Toward a Fumigant-free Log Export Pathway

Stakeholders in Methyl Bromide Reduction (STIMBR) have recently begun a new research programme that is co-funded by the government's Primary Growth Partnership (PGP) scheme. The aim of the project is to develop new alternative options to the currently required methyl bromide-based phytosanitary treatments for export logs that will bring benefits to all stakeholders through addressing perceived public health risks, the environmental concerns, and the economic costs currently associated with methyl bromide.

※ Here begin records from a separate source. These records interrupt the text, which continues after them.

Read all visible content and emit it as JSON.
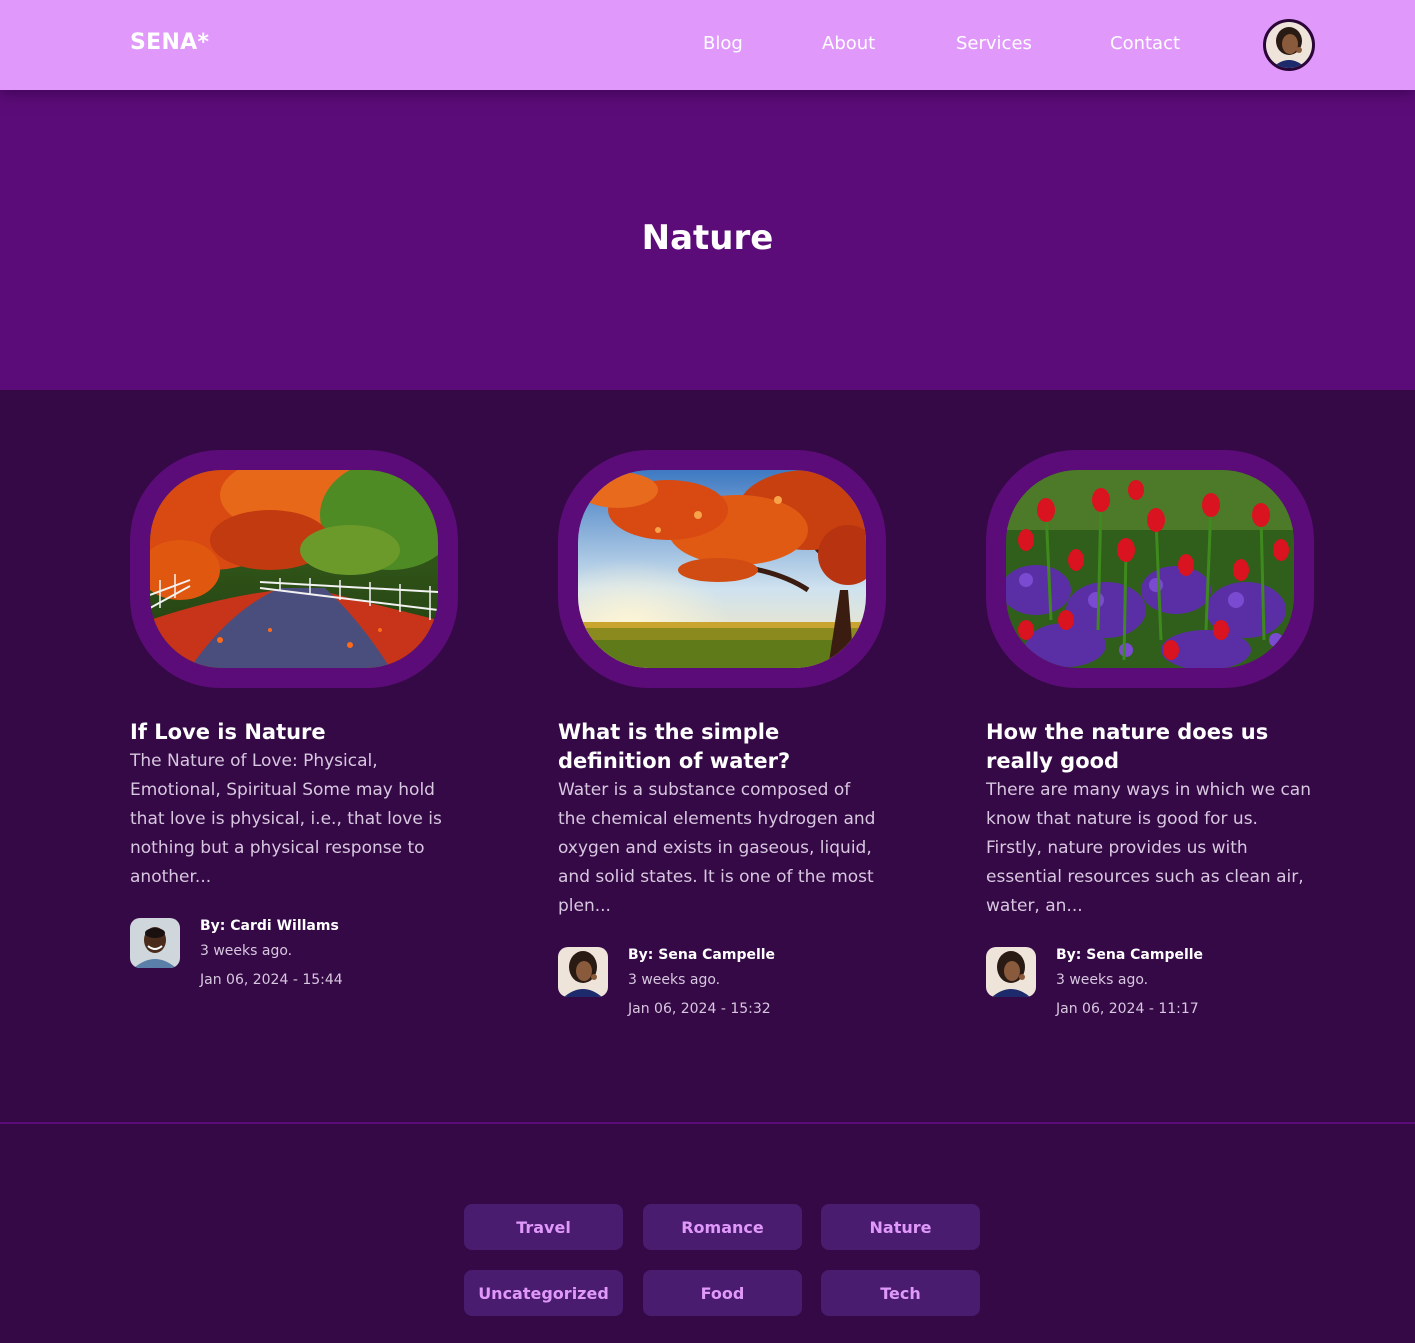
{
  "brand": {
    "logo": "SENA*"
  },
  "nav": {
    "blog": "Blog",
    "about": "About",
    "services": "Services",
    "contact": "Contact"
  },
  "colors": {
    "nav_bg": "#e099fa",
    "hero_bg": "#5c0c78",
    "page_bg": "#340945",
    "category_bg": "#4a1c70",
    "category_text": "#e099fa"
  },
  "hero": {
    "title": "Nature"
  },
  "posts": [
    {
      "title": "If Love is Nature",
      "excerpt": "The Nature of Love: Physical, Emotional, Spiritual Some may hold that love is physical, i.e., that love is nothing but a physical response to another...",
      "image": "autumn-path-fence",
      "author": "By: Cardi Willams",
      "ago": "3 weeks ago.",
      "date": "Jan 06, 2024 - 15:44"
    },
    {
      "title": "What is the simple definition of water?",
      "excerpt": "Water is a substance composed of the chemical elements hydrogen and oxygen and exists in gaseous, liquid, and solid states. It is one of the most plen...",
      "image": "autumn-tree-field",
      "author": "By: Sena Campelle",
      "ago": "3 weeks ago.",
      "date": "Jan 06, 2024 - 15:32"
    },
    {
      "title": "How the nature does us really good",
      "excerpt": "There are many ways in which we can know that nature is good for us. Firstly, nature provides us with essential resources such as clean air, water, an...",
      "image": "red-tulips-purple-flowers",
      "author": "By: Sena Campelle",
      "ago": "3 weeks ago.",
      "date": "Jan 06, 2024 - 11:17"
    }
  ],
  "categories": [
    "Travel",
    "Romance",
    "Nature",
    "Uncategorized",
    "Food",
    "Tech"
  ]
}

As part of this programme Scion is undertaking research to scope the feasibility of establishing a fumigant-free export pathway for logs in New Zealand. Dr Gordon Hosking (forest entomologist and architect of the recent STIMBR-PGP bid) is confident that an annual 'freedom from fumigation' period could be justified for up to 5 months when the risk of pest contamination is so low that it would be acceptable to trading partners.

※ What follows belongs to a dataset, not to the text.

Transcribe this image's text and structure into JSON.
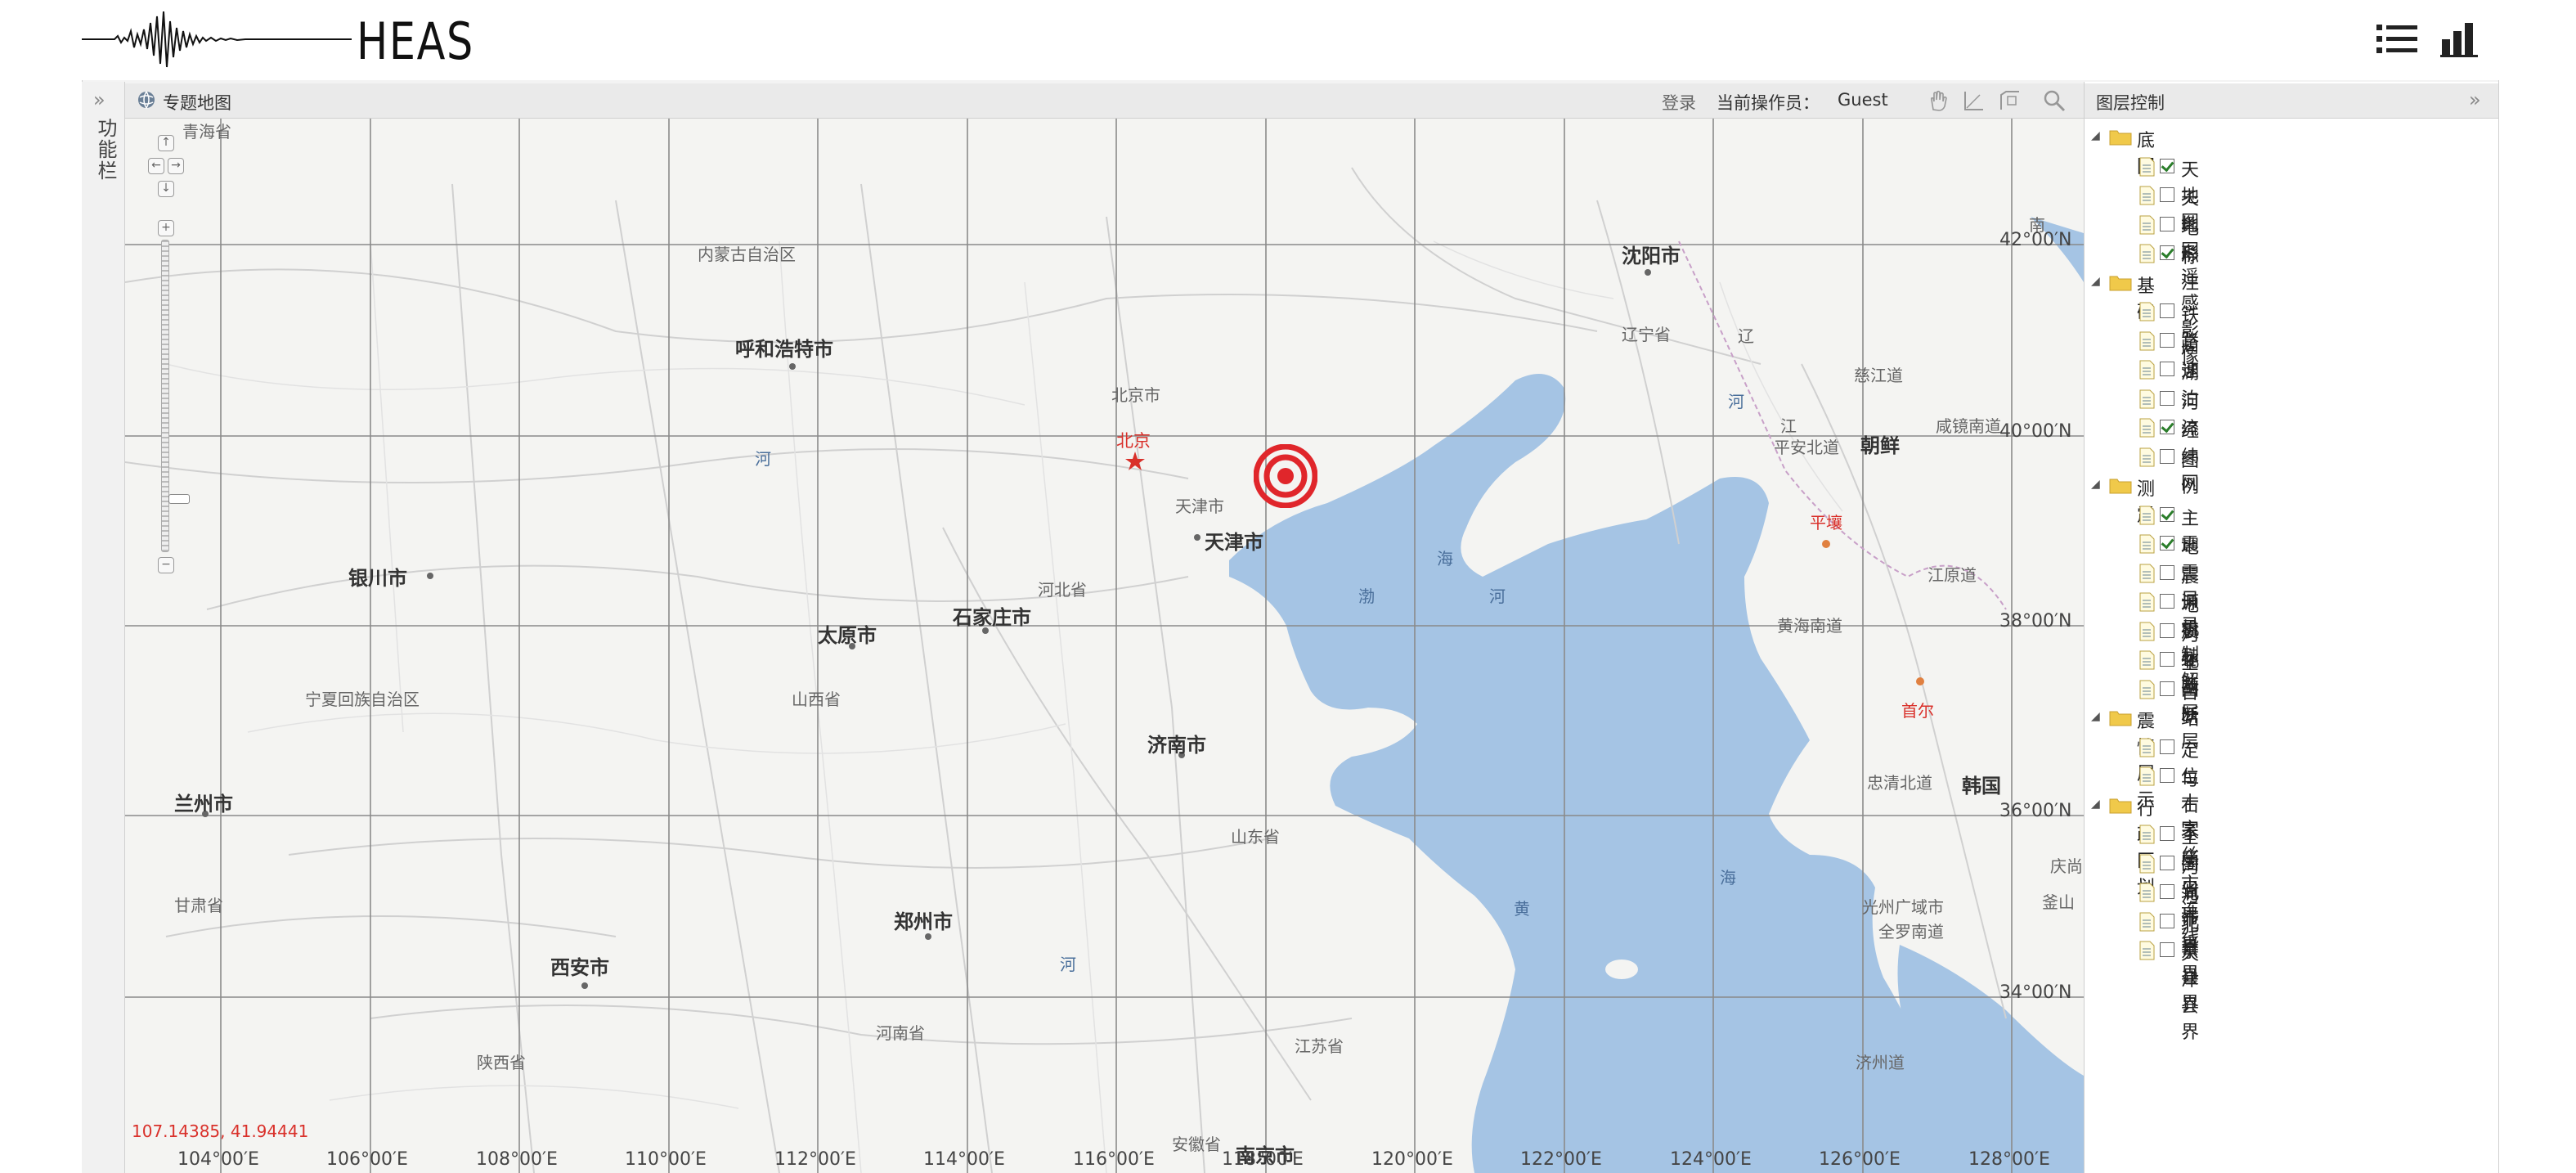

Scion is currently matching what we know about pest biology and ecology with potential points of insect contamination, e.g., logs on skid sites, at processing facilities or ports. The aim is to produce a spatial risk map that identifies and ranks the potential contamination risk at different times of the year. It will also highlight any deficiencies in our knowledge of pest ecology that must be addressed in the future. Once this is complete Scion will progress to a field-based research project to collect the base data required by MAF to negotiate a fumigant-free export pathway for logs with trading partners.

To achieve a fumigant-free pathway will take time; trading partners will be wary of new initiatives and will require proof of the integrity of this new approach. However, similar pathways exist for many other products so the approach is not without precedent. Although this will take time the potential gains of a fumigant-free period are significant, both environmentally and economically.

The clock is ticking on finding alternative phytosanitary approaches to the continued use of methyl bromide (MB) – photo shows logs being fumigated with MB, under a tarpaulin, for a deck cargo soon to be loaded for export to China.